(b) Lesion of the facial centre (1) and of its associated fasciculus is characterized by the occurrence of spasm or paralysis, or of both in rapid succession, in the facial muscles; their electrical reactions remaining normal.
(c) Lesion of the brachial centre (2) and of its associated fasciculus is made known by spasm or paralysis, or by both in succession, in the hand and arm. In many cases (tumor especially) the first symptom is clonic convulsive movements of two or more fingers, extending to other parts of the arm. Such brachial monospasm or monoplegia is usually accompanied or followed by incomplete hemiplegia.
(d) Lesion of the crural centre (3) in the paracentral lobule and of its associated fasciculus of white substance is indicated by priority and predominance of convulsive and paralytic phenomena in the foot and leg: a crural monospasm or monoplegia exists with or without incomplete hemiplegia.
The positive diagnosis of these separate localizations is most feasible in cases of tumors or of cranial injury where the initial lesion is limited in extent and where the morbid process is for a time localized. As a rule, localized spasm (Jacksonian epilepsy) without loss of consciousness is the first symptom, followed after a time by localized paralysis (always in the same muscular groups); and later still the symptom-group becomes obscured by the supervention of other symptoms indicating extension of disease to other parts of the kinesodic system, or even to the æsthesodic system.
(e) Lesion of the insula and adjacent white substance laterad of the nucleus lenticularis (5) may be suspected from the rapid or sudden development of symptoms imitating those of acute bulbar paralysis, but without bilateral paresis of the body and anæsthesia. Aphasia is very apt to coexist with the bulbar symptoms if the lesions involve the left insula, whose frontal folds are continuous with the speech-centre.

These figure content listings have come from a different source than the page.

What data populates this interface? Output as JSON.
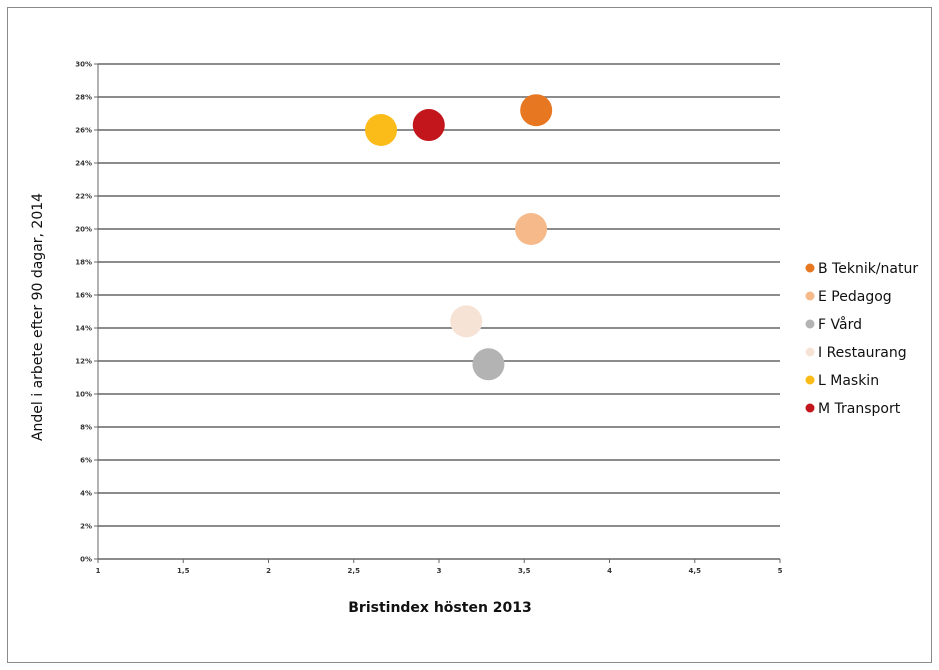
{
  "chart_data": {
    "type": "scatter",
    "title": "",
    "xlabel": "Bristindex hösten 2013",
    "ylabel": "Andel i arbete efter 90 dagar, 2014",
    "xlim": [
      1,
      5
    ],
    "ylim": [
      0,
      30
    ],
    "x_ticks": [
      {
        "value": 1,
        "label": "1"
      },
      {
        "value": 1.5,
        "label": "1,5"
      },
      {
        "value": 2,
        "label": "2"
      },
      {
        "value": 2.5,
        "label": "2,5"
      },
      {
        "value": 3,
        "label": "3"
      },
      {
        "value": 3.5,
        "label": "3,5"
      },
      {
        "value": 4,
        "label": "4"
      },
      {
        "value": 4.5,
        "label": "4,5"
      },
      {
        "value": 5,
        "label": "5"
      }
    ],
    "y_ticks": [
      {
        "value": 0,
        "label": "0%"
      },
      {
        "value": 2,
        "label": "2%"
      },
      {
        "value": 4,
        "label": "4%"
      },
      {
        "value": 6,
        "label": "6%"
      },
      {
        "value": 8,
        "label": "8%"
      },
      {
        "value": 10,
        "label": "10%"
      },
      {
        "value": 12,
        "label": "12%"
      },
      {
        "value": 14,
        "label": "14%"
      },
      {
        "value": 16,
        "label": "16%"
      },
      {
        "value": 18,
        "label": "18%"
      },
      {
        "value": 20,
        "label": "20%"
      },
      {
        "value": 22,
        "label": "22%"
      },
      {
        "value": 24,
        "label": "24%"
      },
      {
        "value": 26,
        "label": "26%"
      },
      {
        "value": 28,
        "label": "28%"
      },
      {
        "value": 30,
        "label": "30%"
      }
    ],
    "grid": {
      "horizontal": true,
      "vertical": false
    },
    "legend_position": "right",
    "series": [
      {
        "name": "B Teknik/natur",
        "color": "#e87722",
        "points": [
          {
            "x": 3.57,
            "y": 27.2
          }
        ]
      },
      {
        "name": "E Pedagog",
        "color": "#f5b98a",
        "points": [
          {
            "x": 3.54,
            "y": 20.0
          }
        ]
      },
      {
        "name": "F Vård",
        "color": "#b3b3b3",
        "points": [
          {
            "x": 3.29,
            "y": 11.8
          }
        ]
      },
      {
        "name": "I Restaurang",
        "color": "#f6e3d6",
        "points": [
          {
            "x": 3.16,
            "y": 14.4
          }
        ]
      },
      {
        "name": "L Maskin",
        "color": "#fbbc1a",
        "points": [
          {
            "x": 2.66,
            "y": 26.0
          }
        ]
      },
      {
        "name": "M Transport",
        "color": "#c3161c",
        "points": [
          {
            "x": 2.94,
            "y": 26.3
          }
        ]
      }
    ]
  }
}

Common hemiplegia with contracture, but without anæsthesia, represents a gross lesion of the kinesodic system, involving several cortical centres or the motor part of the internal capsule:
(1) A widely-spread lesion of the cortex of the brain, softening of the motor zone (centres 1, 2, 3, 4) from embolism or thrombosis of the middle cerebral artery.
(2) Hemorrhage from vessels of the nucleus caudatus and nucleus lentiformis compressing or destroying the motor segment of the internal capsule at various levels. More rarely there is a form of softening or gliomatous growth involving the same parts. Any of these lesions may be so localized as to destroy only one fasciculus of the capsule, giving rise to monoplegia.
The limits of the so-called sensory and motor centres or cortical areas, and the possible localization of lesions in them, will be better understood by the help of the accompanying diagrams (Figs. 10 and 11, p. 90) of the lateral and mesal aspects of the hemisphere.
B. FOCAL LESIONS OF THE ENCEPHALON.—1. FOCAL LESIONS OF THE CEREBRUM, OF ITS CORTEX AND SUBJACENT WHITE SUBSTANCE, AND BASAL GANGLIA.—(a) Focal lesions of the frontal lobe produce no specific symptoms, and cannot be directly diagnosticated unless they extend as far caudad as the base of the second and third frontal gyri. The forward mass of the frontal lobe, including the orbital lobule (vide Fig. 10), appears to be inexcitable and insensitive. Even psychic symptoms do not necessarily appear after the loss of considerable amount of cerebral substance from this region. The diagnosis of tumors, abscesses, etc. in this part of the brain must be made by taking into consideration the seat of pain, the presence of cicatrices or other etiological indications, the general signs of the cerebral irritation and compression, but, after all, usually by exclusion. In some cases unilateral anosmia is produced.